Coordinates of the site: 29°22’30.61” N, 83° 7’8.28” E, elevation 4283 meters.
The monastery of Hrab is located on the northern hill range in the Nang-khong valley, opposite the village of Tsa. The access path starts at the bank of the river – next to a chörten and a mani-wall – and leads along a narrow gorge up to the monastery. Passing two large mani-fields and groups of chörten, the visitor reaches the monastery, that was built directly in front of the cliff. The monastery was founded by Lama Glorious Intellect (1467-1536) and consists of two buildings standing directly in front of the steeply rising rock face. In front of the buildings is a narrow terrace with a parapet wall, which can be reached via steps on the east side. A communal kitchen was built a little higher next to the monastery.
The red-painted gompa is located on the east side and has two floors. At the ground floor three storage rooms are located, one door is on the eastern side, another one on the southern side, next to the western corner. One window in the middle room lits the rooms. The assembly hall is situated on the upper floor and can be accessed from a small courtyard on the east side via a staircase with a wooden roof. The room is 3.50 metres wide, 10.30 metres deep and 2.20 metres high. One small window lits up the room. Four pillars in the middle of the room support the ceiling. The main sculptures on its pedestrals are standing on the north side of the room, where a niche in front of the rock extends the room to a width of 4.90 meters. The directly adjoining white-washed residential building has four floors with narrow rooms and can be accessed on the south side. It houses stables, storage rooms and living quarters as well as a private chapel on the top floor.
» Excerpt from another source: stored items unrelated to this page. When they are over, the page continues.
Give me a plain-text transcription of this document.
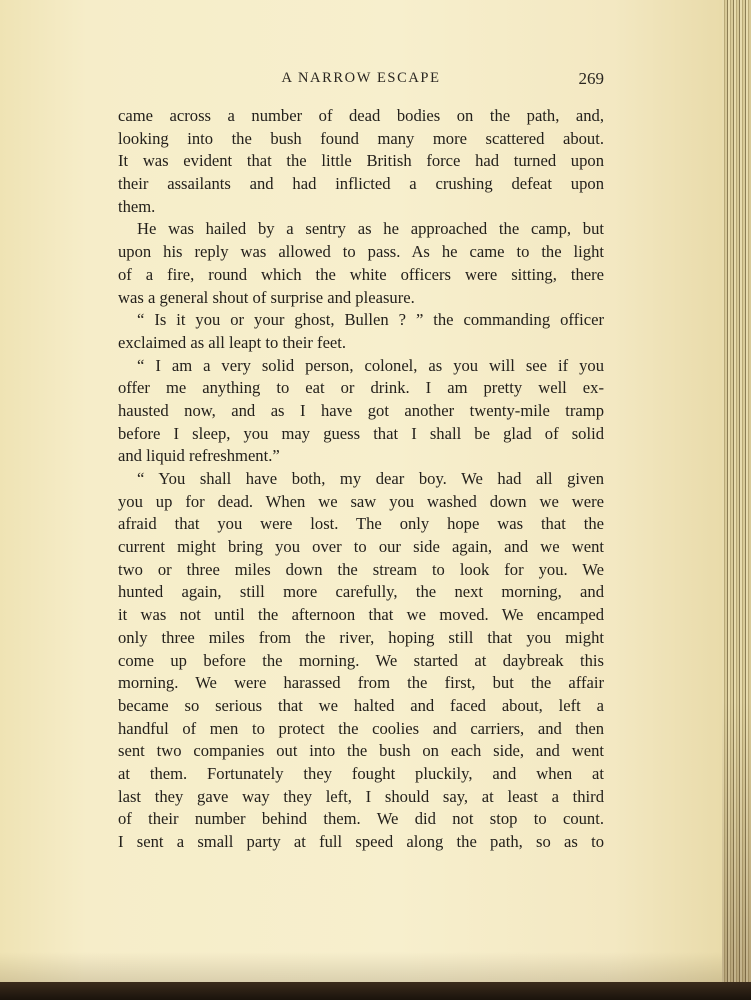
A NARROW ESCAPE	269
came across a number of dead bodies on the path, and,
looking into the bush found many more scattered about.
It was evident that the little British force had turned upon
their assailants and had inflicted a crushing defeat upon
them.
He was hailed by a sentry as he approached the camp, but
upon his reply was allowed to pass. As he came to the light
of a fire, round which the white officers were sitting, there
was a general shout of surprise and pleasure.
“ Is it you or your ghost, Bullen ? ” the commanding officer
exclaimed as all leapt to their feet.
“ I am a very solid person, colonel, as you will see if you
offer me anything to eat or drink. I am pretty well ex-
hausted now, and as I have got another twenty-mile tramp
before I sleep, you may guess that I shall be glad of solid
and liquid refreshment.”
“ You shall have both, my dear boy. We had all given
you up for dead. When we saw you washed down we were
afraid that you were lost. The only hope was that the
current might bring you over to our side again, and we went
two or three miles down the stream to look for you. We
hunted again, still more carefully, the next morning, and
it was not until the afternoon that we moved. We encamped
only three miles from the river, hoping still that you might
come up before the morning. We started at daybreak this
morning. We were harassed from the first, but the affair
became so serious that we halted and faced about, left a
handful of men to protect the coolies and carriers, and then
sent two companies out into the bush on each side, and went
at them. Fortunately they fought pluckily, and when at
last they gave way they left, I should say, at least a third
of their number behind them. We did not stop to count.
I sent a small party at full speed along the path, so as to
Above the monastery the structure of the former monastic school with a row of chörten on its western side is widely visible on the mountain slope above the valley. The school complex (supposedly founded by Margom Rinpoche) was built around 1980 and operated for about 25 years. From the monastery a path leads along the rock face, further up to the plateau on which the ruins of the school are located. The trail leads past several groups of chörten, another mani-field and a striking row of eight stupas to the north-western corner of the walled area. The remains consists of a gompa with an unroofed assembly hall (8.60 metres x 12.20 metres) on the western side and an approximately square building complex (18 metres x 20 metres), whose tracts are arranged around an open courtyard. The structures are bordered by a high rammed earth wall. The entrance to the gompa is on the southern side of its vestibule, the entrance of the school complex is on its western side. Through a corridor one reaches the common rooms arranged on both sides and further on the inner courtyard, through which the single rooms of the eastern and southern tracts are accessible.
While the monastery and the residental building are structurally in good condition, the structures of the former school are mainly unroofed and no longer in use. Nonetheless, from a typological point of view, the ruin is a very impressive example of a monastic school-building.
Snellgrove, David. 1967. Four Lamas of Dolpo: Autobiographies of Four Tibetan Lamas (15th–18th Centuries). Volume I, Oxford 1967: 2, 5, 11.